In fact, OU Children’s Physicians say arthritis can take a tremendous toll on children physically, emotionally and developmentally. Yet, Izzy’s pediatric rheumatologist, James Jarvis M.D. says treatment can pose a challenge.

“It's very difficult because it's hard to know which child is going to respond to a specific drug and which children are going to need stronger drugs.”

That’s why when he is not seeing patients, Jarvis spends much of his time in his laboratory at the University of Oklahoma Health Sciences Center. With funding from the National Institutes of Health, Jarvis and his team of fellow scientists are hunting for signs in a patient’s genetic make-up that would tell them which drug will work best for that individual.

Using a new technology called gene microarrays, the team zeroes in on the 21,000 genes in the nucleus of a given cell. They know the cell uses or expresses only a subset of those genes, while other cells use a different subset.

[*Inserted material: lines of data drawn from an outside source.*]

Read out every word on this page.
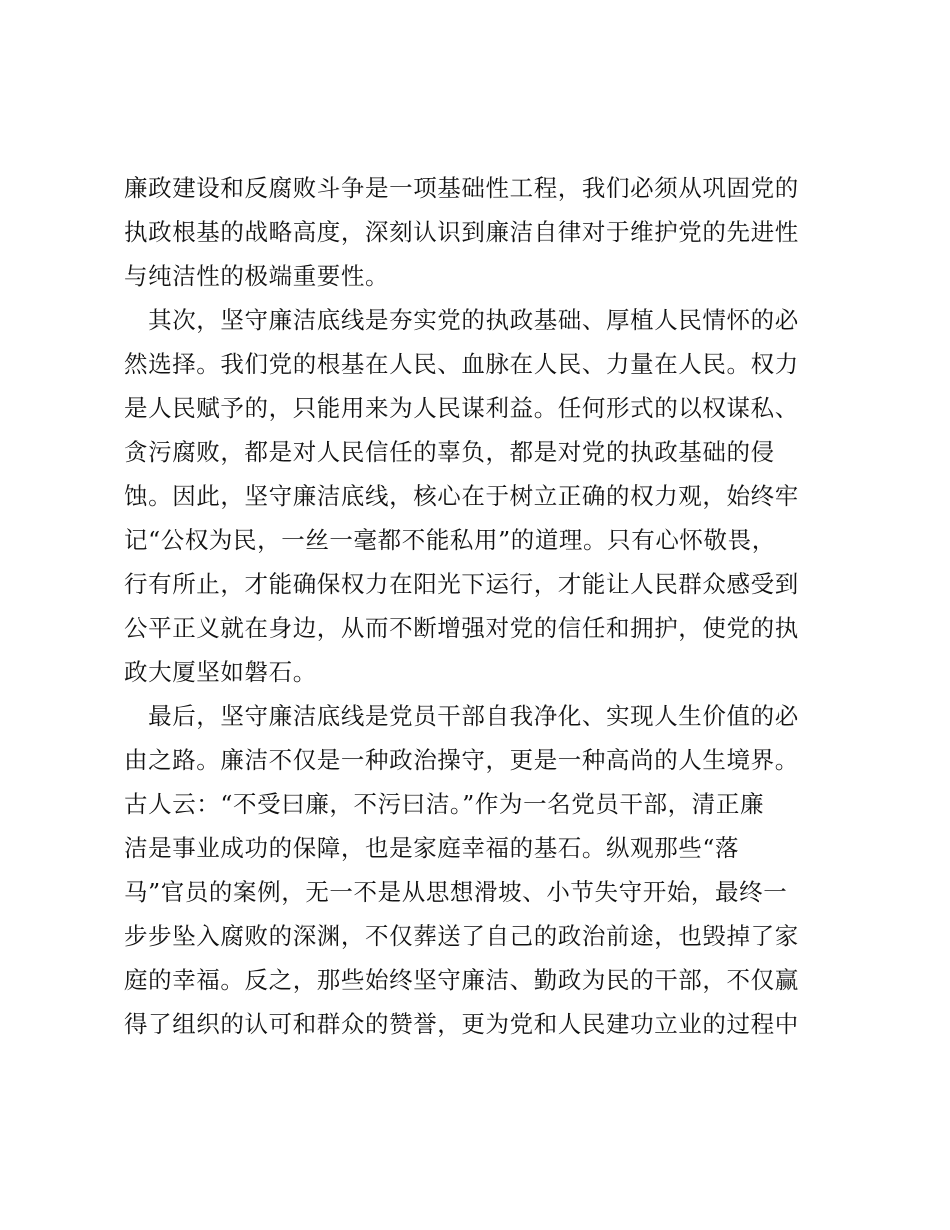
廉政建设和反腐败斗争是一项基础性工程，我们必须从巩固党的
执政根基的战略高度，深刻认识到廉洁自律对于维护党的先进性
与纯洁性的极端重要性。
　其次，坚守廉洁底线是夯实党的执政基础、厚植人民情怀的必
然选择。我们党的根基在人民、血脉在人民、力量在人民。权力
是人民赋予的，只能用来为人民谋利益。任何形式的以权谋私、
贪污腐败，都是对人民信任的辜负，都是对党的执政基础的侵
蚀。因此，坚守廉洁底线，核心在于树立正确的权力观，始终牢
记“公权为民，一丝一毫都不能私用”的道理。只有心怀敬畏，
行有所止，才能确保权力在阳光下运行，才能让人民群众感受到
公平正义就在身边，从而不断增强对党的信任和拥护，使党的执
政大厦坚如磐石。
　最后，坚守廉洁底线是党员干部自我净化、实现人生价值的必
由之路。廉洁不仅是一种政治操守，更是一种高尚的人生境界。
古人云：“不受曰廉，不污曰洁。”作为一名党员干部，清正廉
洁是事业成功的保障，也是家庭幸福的基石。纵观那些“落
马”官员的案例，无一不是从思想滑坡、小节失守开始，最终一
步步坠入腐败的深渊，不仅葬送了自己的政治前途，也毁掉了家
庭的幸福。反之，那些始终坚守廉洁、勤政为民的干部，不仅赢
得了组织的认可和群众的赞誉，更为党和人民建功立业的过程中
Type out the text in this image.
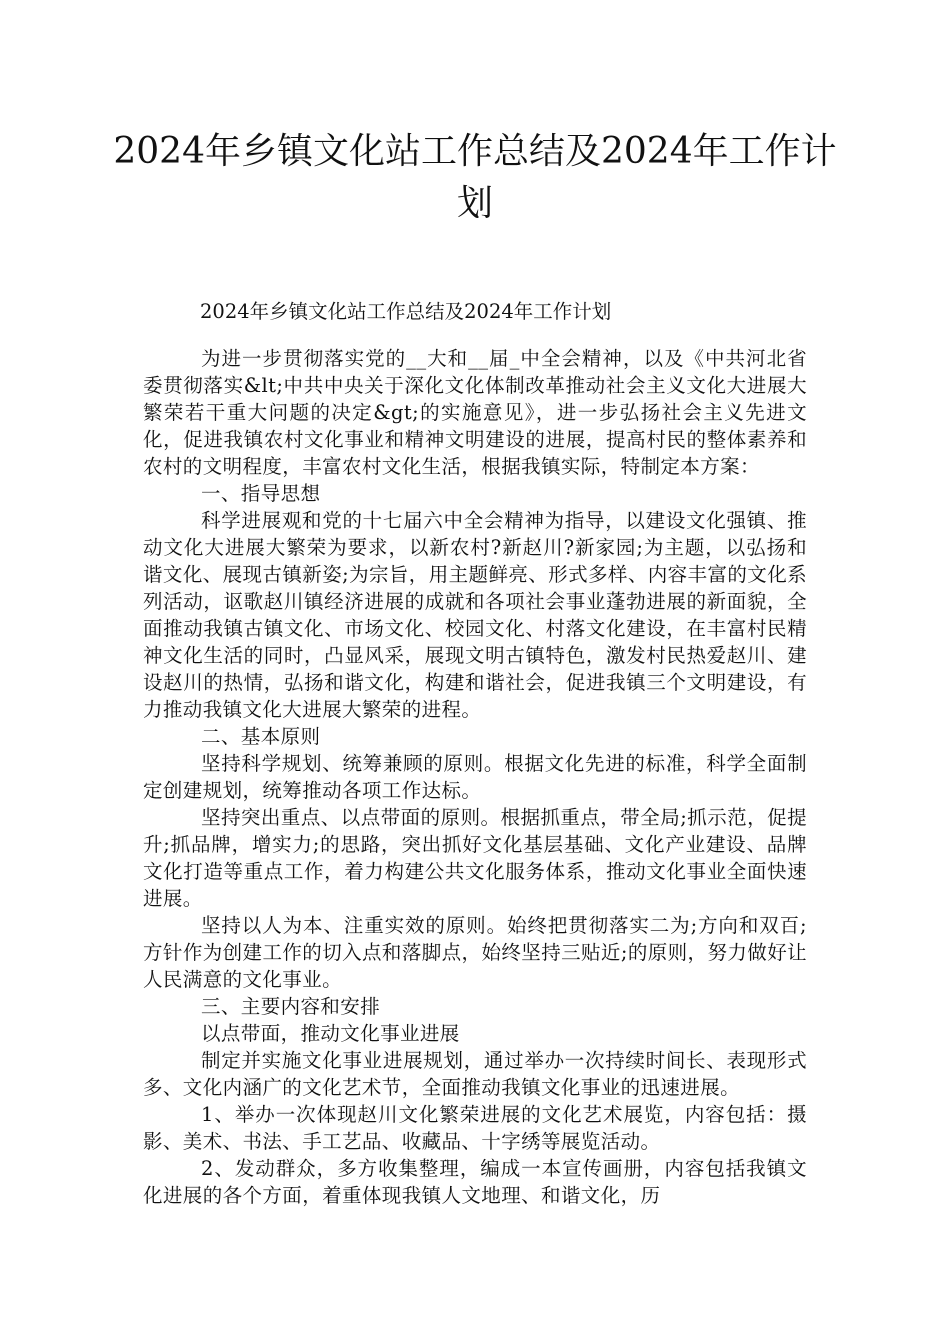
2024年乡镇文化站工作总结及2024年工作计划

2024年乡镇文化站工作总结及2024年工作计划

为进一步贯彻落实党的__大和__届_中全会精神，以及《中共河北省委贯彻落实&lt;中共中央关于深化文化体制改革推动社会主义文化大进展大繁荣若干重大问题的决定&gt;的实施意见》，进一步弘扬社会主义先进文化，促进我镇农村文化事业和精神文明建设的进展，提高村民的整体素养和农村的文明程度，丰富农村文化生活，根据我镇实际，特制定本方案：

一、指导思想

科学进展观和党的十七届六中全会精神为指导，以建设文化强镇、推动文化大进展大繁荣为要求，以新农村?新赵川?新家园;为主题，以弘扬和谐文化、展现古镇新姿;为宗旨，用主题鲜亮、形式多样、内容丰富的文化系列活动，讴歌赵川镇经济进展的成就和各项社会事业蓬勃进展的新面貌，全面推动我镇古镇文化、市场文化、校园文化、村落文化建设，在丰富村民精神文化生活的同时，凸显风采，展现文明古镇特色，激发村民热爱赵川、建设赵川的热情，弘扬和谐文化，构建和谐社会，促进我镇三个文明建设，有力推动我镇文化大进展大繁荣的进程。

二、基本原则

坚持科学规划、统筹兼顾的原则。根据文化先进的标准，科学全面制定创建规划，统筹推动各项工作达标。

坚持突出重点、以点带面的原则。根据抓重点，带全局;抓示范，促提升;抓品牌，增实力;的思路，突出抓好文化基层基础、文化产业建设、品牌文化打造等重点工作，着力构建公共文化服务体系，推动文化事业全面快速进展。

坚持以人为本、注重实效的原则。始终把贯彻落实二为;方向和双百;方针作为创建工作的切入点和落脚点，始终坚持三贴近;的原则，努力做好让人民满意的文化事业。

三、主要内容和安排

以点带面，推动文化事业进展

制定并实施文化事业进展规划，通过举办一次持续时间长、表现形式多、文化内涵广的文化艺术节，全面推动我镇文化事业的迅速进展。

1、举办一次体现赵川文化繁荣进展的文化艺术展览，内容包括：摄影、美术、书法、手工艺品、收藏品、十字绣等展览活动。

2、发动群众，多方收集整理，编成一本宣传画册，内容包括我镇文化进展的各个方面，着重体现我镇人文地理、和谐文化，历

“We can transfer that kind of information to patients, so we can say okay children with a really bad form of arthritis might be using these 8,000 genes, but maybe the children who are going to respond to milder medicines are using 8,000 minus 30,” he explained.

The team believes those patterns of white blood cell gene expression can help determine how well an arthritis patient will respond to a given therapy.

Jarvis says the goal is to find a way to keep children like Izzy up and active more of the time -and experiencing pain, stiffness and other arthritis symptoms less.

For Izzy’s mom, Jarvis and his research bring hope.

“Because he is so positive and so reassuring every time we go in to see him,” she said, “that, you know, this is what we've learned now. This is something else that we've found. So he gives a lot of hope.”

In the future, Jarvis and fellow OU Children’s Physicians predict doctors will be able to better determine just how a young arthritis patient will respond to a medication based on his or her own genetic information. It is research that may also help lead to new therapies custom-designed for each child.

The OU team recently published their findings in Arthritis Research Therapy.